Davalı davaya cevap vermemiştir.
Mahkemece davanın reddine dair verilen kararın Dairemizin 19.02.2016 tarihli ilamıyla; ispat yükünün davacı alacaklıda olduğu, davacıya ispat yükü tanınıp, inceleme ve araştırma yapılarak, sonucuna göre karar verilmesi gerektiğinden bahisle bozulmuş olup mahkemece bozma ilamına uyularak yapılan yargılama neticesinde iddia, savunma ve tüm dosya kapsamına göre; davalı ve borçlunun fikir ve eylem birliği içinde birlikte hareket ettiğini ve muvazaalı temlik işlemi gerçekleştirdiklerinden bahisle davanın kabulüne karar verilmiştir.

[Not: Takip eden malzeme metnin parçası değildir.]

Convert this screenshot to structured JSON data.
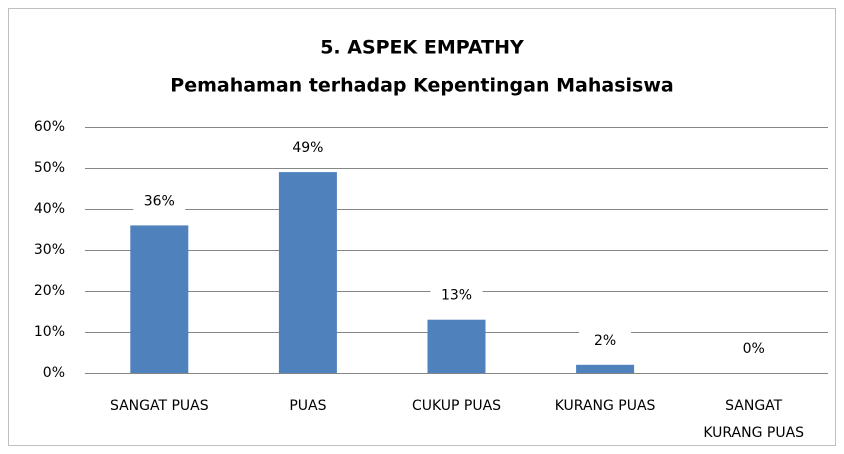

Kararı, davalı vekili temyiz etmiştir.
Dairemizin 19.02.2016 tarihli bozma ilamı uyarınca, bankaya yapılan ödemelerin dava dışı borçlu tarafından borcu sona erdirmek (söndürmek) amacıyla yapıldığı fakat bunun üçüncü kişilere karşı varlığını koruyor gibi gösterilmesi için temlik ivazı olarak bankaya yatırıldığını ispat yükünün davacı alacaklıda olduğu belirtilmiştir. Davalı ...’ın gerçek bir temlike dayandığı bu kez davacının borcun esasında borçlu tarafından ödendiği halde makbuzların davalı adına düzenlendiğini ispat etmek zorunda olduğu, dosyada böyle bir ispatın mevcut olmadığı, mahkemenin davayı kabul için gösterdiği gerekçelerin muvazaayı ispata yeter olmadığı anlaşıldığından davanın reddine karar verilmesi gerekirken kabulüne karar verilmesi doğru görülmemiş hükmün bu nedenle bozulması gerekmiştir.
SONUÇ: Yukarıda açıklanan nedenlerle, davalı vekilinin temyiz itirazlarının kabulü ile hükmün, davalı yararına BOZULMASINA, peşin alınan harcın istek halinde temyiz edene iadesine, kararın tebliğinden itibaren 15 gün içerisinde karar düzeltme yolu açık olmak üzere, 01.12.2020 tarihinde oy birliğiyle karar verildi.